In the process of the CPET, a gradual increase in the exercise load should gradually increase the cardiac output. The degree of myocardial ischaemia and prognosis can be detected and evaluated through CPET. The prognosis of patients with CHD can be improved by cardiac rehabilitation according to cardiac ultrasonography and a quality of life scale. However, it cannot replace the accuracy and objectivity of CPET indicators. By evaluating AT, peak VO2 and other related indicators, we can formulate the best indicators of aerobic exercise prescription [8, 33]. We hypothesize that high Hcy levels may affect the cardiopulmonary function of ACS patients. Our study confirms this hypothesis. In the present study, we found that, compared with the Hcy ≥ 15 µmol/L group, the Hcy < 15 µmol/L group had better cardiopulmonary function.
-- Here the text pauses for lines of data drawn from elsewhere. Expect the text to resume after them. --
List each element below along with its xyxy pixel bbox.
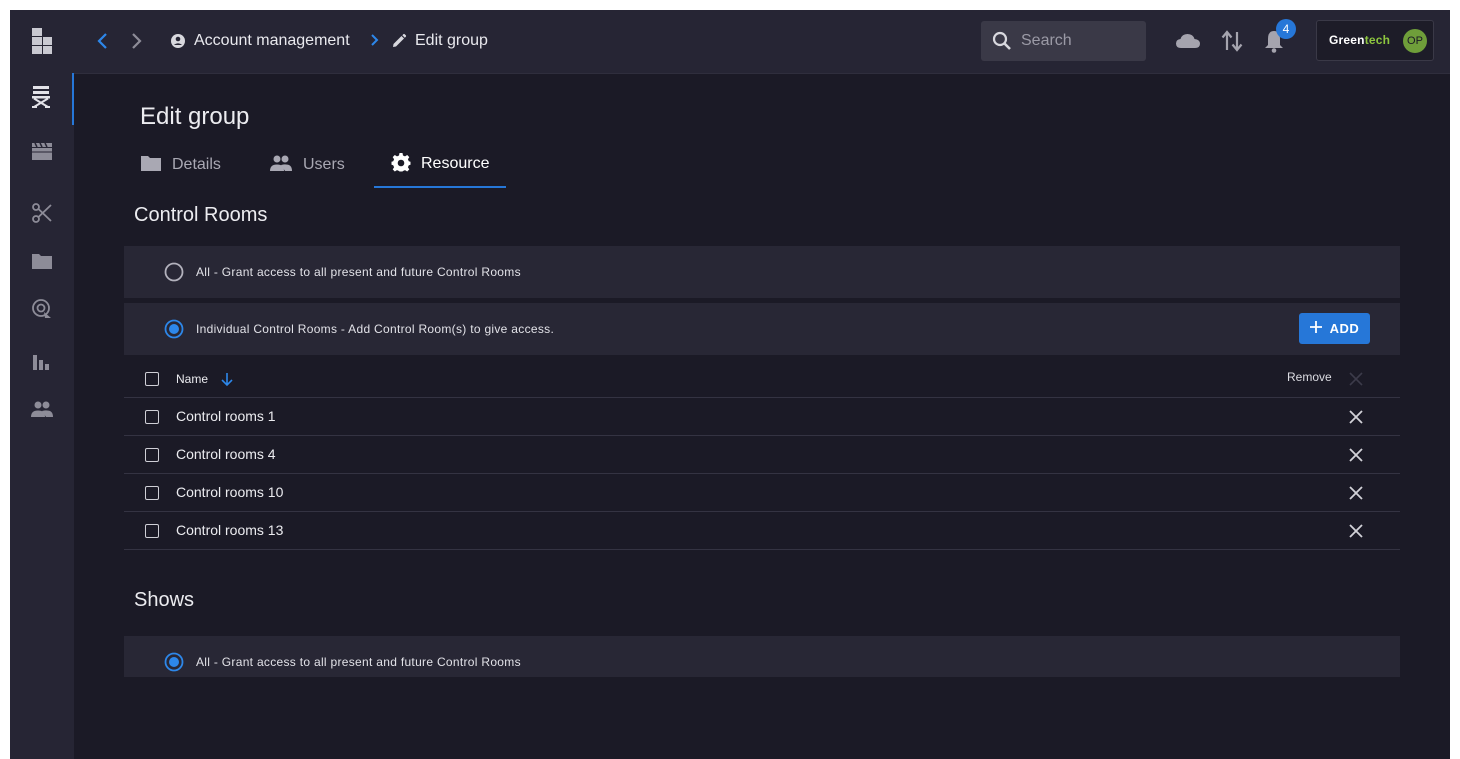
org-switcher[interactable]: Greentech OP [1316, 20, 1434, 61]
search-input[interactable] [1021, 21, 1139, 61]
search-icon [991, 30, 1013, 52]
director-chair-icon [30, 85, 52, 114]
sidebar-item-media[interactable] [10, 285, 74, 337]
sidebar-item-analytics[interactable] [10, 338, 74, 390]
upload-download-icon[interactable] [1220, 28, 1244, 54]
folder-icon [31, 252, 53, 275]
gear-icon [391, 152, 421, 177]
app-window: Account management Edit group Search 4 G… [10, 10, 1450, 759]
add-button[interactable]: ADD [1299, 313, 1370, 344]
org-name-suffix: tech [1364, 33, 1391, 47]
control-rooms-option-all-label: All - Grant access to all present and fu… [196, 265, 521, 279]
radio-checked-icon[interactable] [164, 652, 184, 672]
table-row: Control rooms 10 [124, 474, 1400, 512]
control-rooms-option-individual[interactable]: Individual Control Rooms - Add Control R… [124, 303, 1400, 355]
row-name: Control rooms 4 [176, 446, 276, 462]
breadcrumb-account-management[interactable]: Account management [194, 30, 350, 52]
bar-chart-icon [32, 353, 52, 376]
cloud-icon[interactable] [1175, 30, 1201, 52]
table-row: Control rooms 4 [124, 436, 1400, 474]
breadcrumb-edit-group: Edit group [415, 32, 488, 49]
app-logo-icon[interactable] [28, 26, 56, 56]
sort-arrow-down-icon[interactable] [220, 371, 234, 392]
sidebar [10, 73, 74, 759]
row-checkbox[interactable] [145, 524, 159, 538]
control-rooms-option-all[interactable]: All - Grant access to all present and fu… [124, 246, 1400, 298]
table-row: Control rooms 13 [124, 512, 1400, 550]
remove-column-header: Remove [1287, 370, 1332, 384]
close-icon[interactable] [1346, 521, 1366, 541]
notification-count-badge: 4 [1276, 19, 1296, 39]
tab-details-label: Details [172, 156, 221, 173]
avatar[interactable]: OP [1403, 29, 1427, 53]
tab-users[interactable]: Users [269, 142, 373, 188]
name-column-header[interactable]: Name [176, 372, 208, 386]
org-name: Greentech [1329, 33, 1390, 47]
row-checkbox[interactable] [145, 448, 159, 462]
sidebar-item-edit[interactable] [10, 189, 74, 241]
tab-users-label: Users [303, 156, 345, 173]
sidebar-item-files[interactable] [10, 237, 74, 289]
shows-option-all-label: All - Grant access to all present and fu… [196, 655, 521, 669]
row-name: Control rooms 1 [176, 408, 276, 424]
table-row: Control rooms 1 [124, 398, 1400, 436]
remove-all-close-icon [1348, 371, 1364, 392]
chevron-right-icon [365, 31, 383, 49]
back-arrow-icon[interactable] [92, 30, 114, 52]
close-icon[interactable] [1346, 407, 1366, 427]
page-title: Edit group [140, 103, 250, 130]
select-all-checkbox[interactable] [145, 372, 159, 386]
scissors-icon [31, 202, 53, 229]
sidebar-item-clapperboard[interactable] [10, 127, 74, 179]
add-button-label: ADD [1329, 321, 1360, 336]
tab-details[interactable]: Details [140, 142, 250, 188]
sidebar-item-director[interactable] [10, 73, 74, 125]
row-name: Control rooms 10 [176, 484, 284, 500]
sidebar-item-users[interactable] [10, 385, 74, 437]
account-circle-icon [170, 33, 186, 49]
table-header: Name Remove [124, 360, 1400, 398]
control-rooms-title: Control Rooms [134, 204, 268, 226]
row-name: Control rooms 13 [176, 522, 284, 538]
org-name-prefix: Green [1329, 33, 1365, 47]
close-icon[interactable] [1346, 483, 1366, 503]
pencil-icon [391, 33, 407, 49]
search-box[interactable] [981, 21, 1146, 61]
media-icon [31, 298, 53, 325]
row-checkbox[interactable] [145, 486, 159, 500]
close-icon[interactable] [1346, 445, 1366, 465]
row-checkbox[interactable] [145, 410, 159, 424]
plus-icon [1309, 321, 1322, 336]
control-rooms-option-individual-label: Individual Control Rooms - Add Control R… [196, 322, 555, 336]
folder-icon [140, 154, 172, 177]
forward-arrow-icon[interactable] [125, 30, 147, 52]
radio-checked-icon[interactable] [164, 319, 184, 339]
people-icon [269, 154, 303, 177]
radio-unchecked-icon[interactable] [164, 262, 184, 282]
people-icon [30, 400, 54, 423]
top-bar: Account management Edit group Search 4 G… [10, 10, 1450, 74]
tab-resource[interactable]: Resource [374, 142, 506, 188]
tab-resource-label: Resource [421, 155, 490, 172]
clapperboard-icon [31, 141, 53, 166]
shows-option-all[interactable]: All - Grant access to all present and fu… [124, 636, 1400, 677]
shows-title: Shows [134, 589, 195, 611]
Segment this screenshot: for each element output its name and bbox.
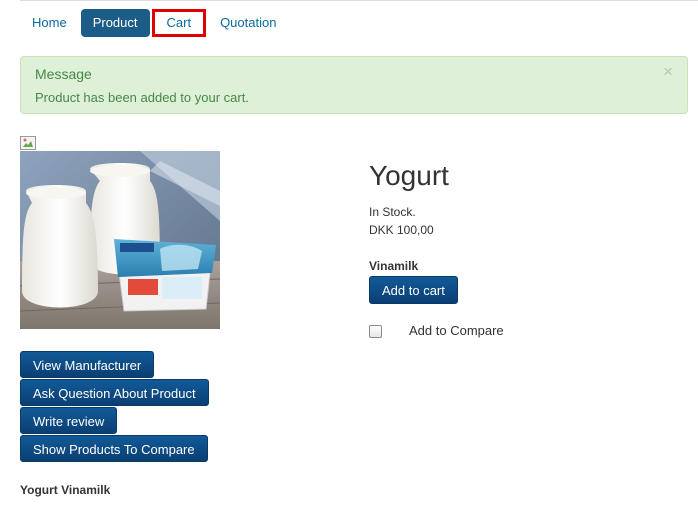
view-manufacturer-button[interactable]: View Manufacturer xyxy=(20,351,155,378)
nav-cart[interactable]: Cart xyxy=(151,9,207,37)
message-text: Product has been added to your cart. xyxy=(35,90,249,105)
nav-quotation[interactable]: Quotation xyxy=(208,9,288,37)
product-title: Yogurt xyxy=(369,160,449,191)
message-title: Message xyxy=(35,66,92,82)
success-message: Message Product has been added to your c… xyxy=(20,56,688,114)
compare-checkbox[interactable] xyxy=(369,325,382,338)
write-review-button[interactable]: Write review xyxy=(20,407,118,434)
main-nav: Home Product Cart Quotation xyxy=(20,9,290,37)
image-caption: Yogurt Vinamilk xyxy=(20,483,111,497)
add-to-cart-button[interactable]: Add to cart xyxy=(369,276,458,304)
nav-home[interactable]: Home xyxy=(20,9,79,37)
product-price: DKK 100,00 xyxy=(369,223,434,237)
top-divider xyxy=(20,0,698,1)
product-image[interactable] xyxy=(20,151,220,329)
compare-label: Add to Compare xyxy=(409,323,504,338)
ask-question-button[interactable]: Ask Question About Product xyxy=(20,379,209,406)
manufacturer-name: Vinamilk xyxy=(369,259,419,273)
stock-status: In Stock. xyxy=(369,205,416,219)
broken-image-icon xyxy=(20,136,36,150)
nav-product[interactable]: Product xyxy=(80,9,150,37)
close-icon[interactable]: × xyxy=(663,63,673,80)
show-compare-button[interactable]: Show Products To Compare xyxy=(20,435,208,462)
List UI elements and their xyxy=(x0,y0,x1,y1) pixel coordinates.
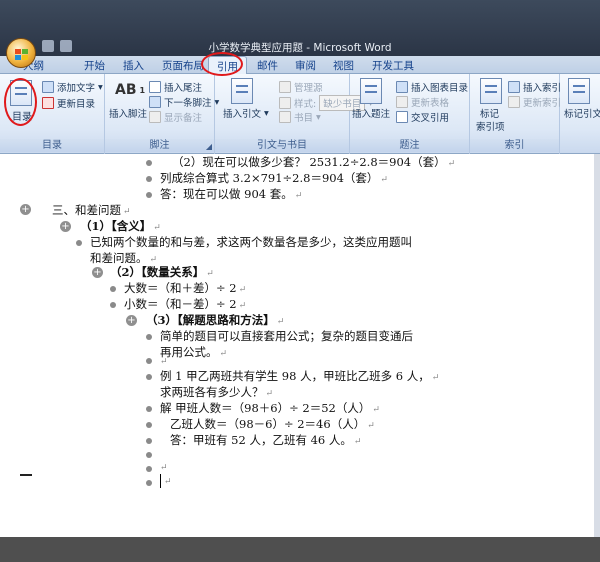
margin-marker xyxy=(20,474,32,476)
group-index: 标记 索引项 插入索引 更新索引 索引 xyxy=(470,74,561,154)
update-table-icon xyxy=(396,96,408,108)
office-button[interactable] xyxy=(6,38,36,68)
mark-entry-button[interactable]: 标记 xyxy=(480,106,499,120)
doc-line: 答：甲班有 52 人，乙班有 46 人。 ↵ xyxy=(170,433,362,447)
vertical-scrollbar[interactable] xyxy=(594,154,600,537)
insert-index-button[interactable]: 插入索引 xyxy=(508,80,561,94)
bullet xyxy=(146,452,152,458)
doc-line: 简单的题目可以直接套用公式；复杂的题目变通后 xyxy=(160,329,413,343)
bullet xyxy=(146,466,152,472)
doc-empty: ↵ xyxy=(164,477,172,487)
group-toc-label: 目录 xyxy=(0,139,104,152)
next-footnote-button[interactable]: 下一条脚注 ▾ xyxy=(149,95,219,109)
footnotes-dialog-launcher[interactable]: ◢ xyxy=(206,142,212,151)
group-citations-label: 引文与书目 xyxy=(215,139,349,152)
bullet xyxy=(146,176,152,182)
bullet xyxy=(76,240,82,246)
bibliography-button[interactable]: 书目 ▾ xyxy=(279,110,321,124)
update-icon xyxy=(42,97,54,109)
cross-reference-icon xyxy=(396,111,408,123)
bullet xyxy=(146,422,152,428)
bullet xyxy=(146,160,152,166)
expand-icon[interactable]: + xyxy=(126,315,137,326)
group-authorities: 标记引文 xyxy=(560,74,600,154)
bullet xyxy=(146,334,152,340)
save-icon[interactable] xyxy=(42,40,54,52)
bibliography-icon xyxy=(279,111,291,123)
group-captions-label: 题注 xyxy=(350,139,469,152)
insert-citation-icon xyxy=(231,78,253,104)
tab-home[interactable]: 开始 xyxy=(84,58,105,73)
add-text-icon xyxy=(42,81,54,93)
doc-line: 答：现在可以做 904 套。 ↵ xyxy=(160,187,303,201)
quick-access-toolbar xyxy=(42,40,72,56)
manage-sources-button[interactable]: 管理源 xyxy=(279,80,323,94)
update-index-button[interactable]: 更新索引 xyxy=(508,95,561,109)
document-page[interactable]: （2）现在可以做多少套？ 2531.2÷2.8＝904（套） ↵ 列成综合算式 3… xyxy=(0,154,596,537)
ribbon-tabs: 大纲 开始 插入 页面布局 引用 邮件 审阅 视图 开发工具 xyxy=(0,56,600,75)
expand-icon[interactable]: + xyxy=(60,221,71,232)
insert-endnote-button[interactable]: 插入尾注 xyxy=(149,80,202,94)
tab-review[interactable]: 审阅 xyxy=(295,58,316,73)
toc-button-highlight xyxy=(4,78,37,126)
tab-view[interactable]: 视图 xyxy=(333,58,354,73)
expand-icon[interactable]: + xyxy=(92,267,103,278)
table-of-figures-icon xyxy=(396,81,408,93)
show-notes-button[interactable]: 显示备注 xyxy=(149,110,202,124)
mark-entry-label: 索引项 xyxy=(476,122,505,133)
show-notes-icon xyxy=(149,111,161,123)
bullet xyxy=(146,480,152,486)
group-index-label: 索引 xyxy=(470,139,559,152)
document-area[interactable]: （2）现在可以做多少套？ 2531.2÷2.8＝904（套） ↵ 列成综合算式 3… xyxy=(0,154,600,537)
insert-citation-button[interactable]: 插入引文 ▾ xyxy=(223,106,269,121)
next-footnote-icon xyxy=(149,96,161,108)
insert-caption-icon xyxy=(360,78,382,104)
update-toc-button[interactable]: 更新目录 xyxy=(42,96,95,110)
group-footnotes: AB 1 插入脚注 插入尾注 下一条脚注 ▾ 显示备注 脚注 ◢ xyxy=(105,74,219,154)
bullet xyxy=(110,302,116,308)
bullet xyxy=(146,192,152,198)
status-bar xyxy=(0,537,600,562)
manage-sources-icon xyxy=(279,81,291,93)
bullet xyxy=(110,286,116,292)
insert-index-icon xyxy=(508,81,520,93)
insert-footnote-button[interactable]: 插入脚注 xyxy=(109,106,147,120)
bullet xyxy=(146,438,152,444)
doc-line: 已知两个数量的和与差，求这两个数量各是多少，这类应用题叫 xyxy=(90,235,412,249)
insert-caption-button[interactable]: 插入题注 xyxy=(352,106,390,120)
text-caret xyxy=(160,474,161,488)
tab-page-layout[interactable]: 页面布局 xyxy=(162,58,204,73)
expand-icon[interactable]: + xyxy=(20,204,31,215)
bullet xyxy=(146,406,152,412)
bullet xyxy=(146,374,152,380)
ribbon: 目录 添加文字 ▾ 更新目录 目录 AB 1 插入脚注 插入尾注 下一条脚注 ▾ 显示… xyxy=(0,74,600,154)
group-citations: 插入引文▾ 管理源 样式:缺少书目▾ 书目▾ 引文与书目 xyxy=(215,74,373,154)
office-logo-icon xyxy=(15,49,28,60)
mark-citation-button[interactable]: 标记引文 xyxy=(564,106,600,120)
references-tab-highlight xyxy=(201,52,243,76)
doc-line: 再用公式。 ↵ xyxy=(160,345,228,359)
cross-reference-button[interactable]: 交叉引用 xyxy=(396,110,449,124)
group-captions: 插入题注 插入图表目录 更新表格 交叉引用 题注 xyxy=(350,74,470,154)
add-text-button[interactable]: 添加文字 ▾ xyxy=(42,80,103,94)
tab-mailings[interactable]: 邮件 xyxy=(257,58,278,73)
group-footnotes-label: 脚注 xyxy=(105,139,214,152)
style-icon xyxy=(279,97,291,109)
mark-entry-icon xyxy=(480,78,502,104)
window-title: 小学数学典型应用题 - Microsoft Word xyxy=(208,42,392,54)
update-index-icon xyxy=(508,96,520,108)
title-bar: 小学数学典型应用题 - Microsoft Word xyxy=(0,0,600,56)
tab-developer[interactable]: 开发工具 xyxy=(372,58,414,73)
undo-icon[interactable] xyxy=(60,40,72,52)
endnote-icon xyxy=(149,81,161,93)
tab-insert[interactable]: 插入 xyxy=(123,58,144,73)
bullet xyxy=(146,358,152,364)
update-table-button[interactable]: 更新表格 xyxy=(396,95,449,109)
insert-table-of-figures-button[interactable]: 插入图表目录 xyxy=(396,80,468,94)
footnote-ab-icon: AB 1 xyxy=(115,82,146,98)
mark-citation-icon xyxy=(568,78,590,104)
Hcy was negatively correlated with METs and VO2/kg in the AT state and peak state. We speculate that the possible mechanism by which Hcy aggravates the damage to cardiopulmonary function in patients with ACS is that Hcy promotes myocardial hypertrophy and damages myocardial systolic function through oxidative reactions and the activation of sympathetic nerves. Hcy-lowering interventions should be considered to prevent cardiovascular events [34] and improve cardiopulmonary function. Folic acid and B vitamins can reduce Hcy levels [35, 36].

Previous studies have found that Hcy levels are associated with cardiac systolic function in patients with CAD [37]. With an increase in the Hcy level, echocardiographic indices, such as left ventricular (LV) hypertrophy and cardiac diastolic dysfunction, could change in patients with obstructive sleep apnoea syndrome (OSAS) [38]. In our study, when we compared the Hcy < 15 µmol/L group and Hcy ≥ 15 µmol/L group, the IVST and LVPWT were significantly increased in the Hcy ≥ 15 µmol/L group. Correlation analysis showed that Hcy levels positively correlated with the IVST and LVPWT. However, after adjusting for confounding factors, partial correlation analysis showed that there was no correlation between these parameters. The results of this study are inconsistent with those of previous studies[39,40,41]. We consider that this may be related to the small sample size and the fact that some patients underwent bedside cardiac colour Doppler ultrasound. Moreover, the cardiac colour Doppler ultrasound indices of ACS patients changed greatly. Therefore, we need to conduct long-term follow-up monitoring and expand the sample size for further confirmation.

This study is the first report the relationship between Hcy levels and CPET. However, due to the limited number of patients in this study, more evidence is needed to draw a conclusion about this issue. Moreover, this study included only ACS patients after PCI. More patients with other diseases should be studied in the future. These patients can be followed up for a long time to understand the improvements in cardiopulmonary function after further treatment.

Conclusion

There was a correlation between Hcy levels and CPET. A higher Hcy level was associated with worse cardiopulmonary function in patients with ACS after PCI. Attention should be given to blood Hcy levels in patients with ACS.